图3是实施例1制备产物的产物XPS谱图。Fe 2p的高分辨XPS图谱(图3a)表明,两个主峰的位置分别位于709.6eV和723.5eV处,由此得知Fe元素的价态为二价Fe;Co 2p的高分辨XPS图谱(图3b)表明,两个主峰的位置分别位于779.2eV和794.9eV处,由此得知Co元素的价态为二价Co和三价Co;对于P元素的XPS测试结果(图3c),峰位主要出现在128.9,131.8和133.9eV三个位置。128.9和131.8eV处的峰分别对应于P 2p3/2和P 2p1/2,这证明样品中存在金属-磷化学键;而S 2p3/2和S 2p1/2的峰值主要位于157.8和160.8eV处(图3d),这表明S元素以S2-状态存在。
图4是实施例1制备产物电化学性能测试图。图4a为样品在不同扫描速率下的循环伏安CV曲线(5到40mV/s),可以观察到明显的氧化峰和还原峰,这表明硫化物/磷化物复合材料具有赝电容特性。图4b是硫化物/磷化物复合材料在不同电流密度下的恒流充放电曲线,放电阶段中存在着明显的放电平台,这与循环伏安曲线的氧化还原峰相对应,表明该材料具有良好的可逆性。图4c为不同电流密度下的比电容值,电极在电流密度为5mA/cm2时达到了3692F/g的面电容值;在电流密度升高至20mA/cm2时,电容保持率达到70%。图4d为硫化物/磷化物复合材料在30mA/cm2的扫描电流速率下,充放电10000圈的循环性能。

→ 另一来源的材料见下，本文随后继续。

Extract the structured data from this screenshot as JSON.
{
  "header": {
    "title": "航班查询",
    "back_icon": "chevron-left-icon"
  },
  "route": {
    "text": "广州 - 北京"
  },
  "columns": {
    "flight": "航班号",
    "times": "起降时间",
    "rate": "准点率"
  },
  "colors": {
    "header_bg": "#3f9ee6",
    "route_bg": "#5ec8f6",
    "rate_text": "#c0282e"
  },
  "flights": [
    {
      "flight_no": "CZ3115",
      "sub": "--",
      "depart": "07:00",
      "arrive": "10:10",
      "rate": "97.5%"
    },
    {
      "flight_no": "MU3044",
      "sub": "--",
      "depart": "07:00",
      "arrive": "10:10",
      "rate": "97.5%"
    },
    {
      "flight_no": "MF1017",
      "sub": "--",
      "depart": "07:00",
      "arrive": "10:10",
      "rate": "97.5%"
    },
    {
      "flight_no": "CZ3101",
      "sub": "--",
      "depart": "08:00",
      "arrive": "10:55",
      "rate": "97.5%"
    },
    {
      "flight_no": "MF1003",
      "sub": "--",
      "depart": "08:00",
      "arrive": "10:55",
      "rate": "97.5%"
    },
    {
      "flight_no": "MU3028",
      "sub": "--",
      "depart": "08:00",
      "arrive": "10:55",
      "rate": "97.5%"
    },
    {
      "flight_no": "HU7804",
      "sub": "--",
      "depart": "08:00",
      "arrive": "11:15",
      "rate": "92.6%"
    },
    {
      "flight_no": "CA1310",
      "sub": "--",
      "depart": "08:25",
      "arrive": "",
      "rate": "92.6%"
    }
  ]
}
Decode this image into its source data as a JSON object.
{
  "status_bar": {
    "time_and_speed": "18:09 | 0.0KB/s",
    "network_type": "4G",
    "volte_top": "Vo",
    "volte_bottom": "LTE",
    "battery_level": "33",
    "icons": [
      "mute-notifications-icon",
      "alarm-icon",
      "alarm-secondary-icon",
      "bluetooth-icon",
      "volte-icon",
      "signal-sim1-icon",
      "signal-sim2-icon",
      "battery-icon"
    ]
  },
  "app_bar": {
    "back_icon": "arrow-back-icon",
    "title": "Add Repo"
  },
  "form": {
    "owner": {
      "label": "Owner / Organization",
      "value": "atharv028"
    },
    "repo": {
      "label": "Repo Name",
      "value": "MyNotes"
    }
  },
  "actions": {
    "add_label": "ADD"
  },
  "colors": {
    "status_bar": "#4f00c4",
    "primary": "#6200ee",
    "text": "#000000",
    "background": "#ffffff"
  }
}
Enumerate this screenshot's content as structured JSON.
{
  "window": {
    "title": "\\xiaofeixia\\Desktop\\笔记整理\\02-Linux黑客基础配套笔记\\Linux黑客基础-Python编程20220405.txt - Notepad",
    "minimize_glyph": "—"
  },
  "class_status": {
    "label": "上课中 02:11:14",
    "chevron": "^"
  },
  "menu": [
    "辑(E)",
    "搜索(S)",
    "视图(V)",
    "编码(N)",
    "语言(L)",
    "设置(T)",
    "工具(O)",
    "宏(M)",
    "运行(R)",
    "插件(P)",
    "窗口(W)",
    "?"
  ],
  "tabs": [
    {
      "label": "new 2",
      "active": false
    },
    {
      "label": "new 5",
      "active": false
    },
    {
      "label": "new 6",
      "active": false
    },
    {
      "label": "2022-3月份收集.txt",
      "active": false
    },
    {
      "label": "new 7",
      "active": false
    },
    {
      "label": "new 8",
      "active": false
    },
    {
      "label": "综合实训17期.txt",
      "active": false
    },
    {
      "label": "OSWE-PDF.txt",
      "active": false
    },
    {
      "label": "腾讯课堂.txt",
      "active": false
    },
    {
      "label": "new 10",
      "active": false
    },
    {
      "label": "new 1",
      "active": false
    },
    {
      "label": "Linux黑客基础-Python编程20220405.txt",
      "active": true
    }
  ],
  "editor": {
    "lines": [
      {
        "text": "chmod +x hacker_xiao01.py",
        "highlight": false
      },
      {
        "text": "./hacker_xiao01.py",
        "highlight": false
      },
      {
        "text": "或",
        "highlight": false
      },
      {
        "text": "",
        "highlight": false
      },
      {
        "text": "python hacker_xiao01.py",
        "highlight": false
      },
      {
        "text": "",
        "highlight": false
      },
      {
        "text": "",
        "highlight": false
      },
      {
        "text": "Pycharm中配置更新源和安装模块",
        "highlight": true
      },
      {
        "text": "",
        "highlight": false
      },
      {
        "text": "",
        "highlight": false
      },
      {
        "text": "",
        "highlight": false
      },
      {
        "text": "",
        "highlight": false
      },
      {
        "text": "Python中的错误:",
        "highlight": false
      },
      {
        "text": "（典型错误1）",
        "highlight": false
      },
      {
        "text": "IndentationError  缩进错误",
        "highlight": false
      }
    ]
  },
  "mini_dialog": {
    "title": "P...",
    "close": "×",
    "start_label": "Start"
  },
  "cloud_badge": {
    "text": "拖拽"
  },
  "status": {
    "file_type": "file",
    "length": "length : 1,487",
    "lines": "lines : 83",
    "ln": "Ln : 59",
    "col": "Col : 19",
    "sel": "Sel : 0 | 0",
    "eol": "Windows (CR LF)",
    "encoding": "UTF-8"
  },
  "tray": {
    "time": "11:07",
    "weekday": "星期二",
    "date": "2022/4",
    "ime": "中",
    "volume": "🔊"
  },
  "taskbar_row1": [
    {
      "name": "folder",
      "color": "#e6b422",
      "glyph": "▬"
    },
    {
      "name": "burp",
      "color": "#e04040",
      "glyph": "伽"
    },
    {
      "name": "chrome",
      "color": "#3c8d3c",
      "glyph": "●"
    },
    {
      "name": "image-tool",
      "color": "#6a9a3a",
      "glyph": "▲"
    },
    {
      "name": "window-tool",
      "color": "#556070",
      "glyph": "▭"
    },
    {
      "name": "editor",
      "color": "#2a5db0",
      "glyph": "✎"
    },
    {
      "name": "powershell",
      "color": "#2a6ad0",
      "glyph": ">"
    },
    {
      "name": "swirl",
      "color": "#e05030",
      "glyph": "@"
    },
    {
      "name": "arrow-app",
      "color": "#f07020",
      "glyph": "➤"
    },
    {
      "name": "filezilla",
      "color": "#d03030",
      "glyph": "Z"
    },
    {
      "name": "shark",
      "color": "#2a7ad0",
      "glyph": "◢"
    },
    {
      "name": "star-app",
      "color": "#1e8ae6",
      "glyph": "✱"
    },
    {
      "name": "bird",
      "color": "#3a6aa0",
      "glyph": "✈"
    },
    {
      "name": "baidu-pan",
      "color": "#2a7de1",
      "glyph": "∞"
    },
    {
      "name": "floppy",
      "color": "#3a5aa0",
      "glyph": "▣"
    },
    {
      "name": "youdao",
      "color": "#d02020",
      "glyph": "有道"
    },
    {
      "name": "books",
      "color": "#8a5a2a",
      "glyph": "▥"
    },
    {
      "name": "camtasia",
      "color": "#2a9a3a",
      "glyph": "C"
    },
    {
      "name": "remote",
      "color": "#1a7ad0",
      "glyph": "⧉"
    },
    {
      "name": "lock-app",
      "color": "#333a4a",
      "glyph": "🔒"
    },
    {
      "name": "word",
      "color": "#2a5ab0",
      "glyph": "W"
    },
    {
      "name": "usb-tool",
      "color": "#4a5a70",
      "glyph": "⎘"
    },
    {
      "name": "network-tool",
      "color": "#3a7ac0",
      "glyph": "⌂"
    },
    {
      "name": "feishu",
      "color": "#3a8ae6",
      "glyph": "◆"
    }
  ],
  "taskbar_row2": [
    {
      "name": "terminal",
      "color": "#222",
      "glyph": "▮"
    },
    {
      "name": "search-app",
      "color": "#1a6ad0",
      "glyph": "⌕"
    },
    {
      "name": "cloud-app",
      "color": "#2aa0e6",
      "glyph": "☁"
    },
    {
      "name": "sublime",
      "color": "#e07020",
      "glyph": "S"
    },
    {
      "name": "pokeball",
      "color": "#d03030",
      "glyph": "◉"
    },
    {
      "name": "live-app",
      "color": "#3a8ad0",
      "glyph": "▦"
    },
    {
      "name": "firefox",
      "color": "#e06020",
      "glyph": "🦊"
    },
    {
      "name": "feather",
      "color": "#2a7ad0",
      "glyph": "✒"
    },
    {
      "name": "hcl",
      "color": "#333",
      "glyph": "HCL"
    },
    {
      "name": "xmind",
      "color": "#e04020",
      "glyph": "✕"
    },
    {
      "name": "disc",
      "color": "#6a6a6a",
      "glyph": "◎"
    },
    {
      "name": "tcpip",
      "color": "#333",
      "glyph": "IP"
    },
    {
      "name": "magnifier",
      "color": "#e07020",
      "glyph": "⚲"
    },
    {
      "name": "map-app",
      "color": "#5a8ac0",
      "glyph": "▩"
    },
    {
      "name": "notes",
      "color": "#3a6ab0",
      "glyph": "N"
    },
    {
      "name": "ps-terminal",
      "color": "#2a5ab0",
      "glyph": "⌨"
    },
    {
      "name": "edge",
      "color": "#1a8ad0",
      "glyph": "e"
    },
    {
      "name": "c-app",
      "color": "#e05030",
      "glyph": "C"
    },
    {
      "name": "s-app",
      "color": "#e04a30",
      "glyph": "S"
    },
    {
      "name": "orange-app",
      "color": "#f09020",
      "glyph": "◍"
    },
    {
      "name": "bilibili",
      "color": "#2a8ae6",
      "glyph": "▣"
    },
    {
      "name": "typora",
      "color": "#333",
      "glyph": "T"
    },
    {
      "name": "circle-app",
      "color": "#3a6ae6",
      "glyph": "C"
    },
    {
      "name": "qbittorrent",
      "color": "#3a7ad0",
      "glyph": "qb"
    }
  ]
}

经过10000次充放电过程后,电极材料的电容保持率高达91.98%,在最后2000圈中,电容值仅下降了0.61%,库伦效率也始终保持在90%左右,这证明了其优越的循环稳定性。
实施例2
在制备泡沫镍担载Fe-Co的前驱体过程中,将混合溶液中三价铁盐、二价钴盐、草酸溶液的浓度都改变为8mM,其他条件和实施例1相同。
实施例3
在制备泡沫镍担载Fe-Co的前驱体过程中,将混合溶液中三价铁盐、二价钴盐、草酸溶液的浓度都改变为9mM,其他条件和实施例1相同。
实施例4
在制备泡沫镍担载Fe-Co的前驱体过程中,将混合溶液中三价铁盐、二价钴盐、草酸溶液的浓度都改变为12mM,其他条件和实施例1相同。
实施例5
制备中间产物磷化过程中,将次磷酸盐用量改为0.02g,其他条件和实施例1相同。
实施例6
制备中间产物磷化过程中,将次磷酸盐用量改为0.06g,其他条件和实施例1相同。
实施例7
硫化反应过程中,将硫化钠溶液的浓度改为9mM,其他条件和实施例1相同。
实施例8
硫化反应过程中,将硫化钠溶液的浓度改为13mM,其他条件和实施例1相同。
所述实施例为本发明的优选的实施方式,但本发明并不限于上述实施方式,在不背离本发明的实质内容的情况下,本领域技术人员能够做出的任何显而易见的改进、替换或变型均属于本发明的保护范围。
Claims (7)
1.一种泡沫镍担载硫化物/磷化物复合亚微米管电容材料及其制备方法,其特征在于,将三价铁盐、二价钴盐溶于去离子水中,配成混合溶液和泡沫镍一起放入三颈瓶中,在35~45℃恒温水浴、40~50r/min机械搅拌下,滴加草酸溶液,之后再搅拌1~4h,得到泡沫镍担载Fe-Co前驱体;然后,将前驱体和次磷酸盐分别置于两个瓷舟中,在氮气保护下进行磷化;将得到的中间产物放入配置好的硫化钠溶液中,在100~120℃水热反应釜中硫化反应6~9h,待反应釜冷却,取出样品,用去离子水反复洗涤后在40~60℃空气中烘干,得到最终产物。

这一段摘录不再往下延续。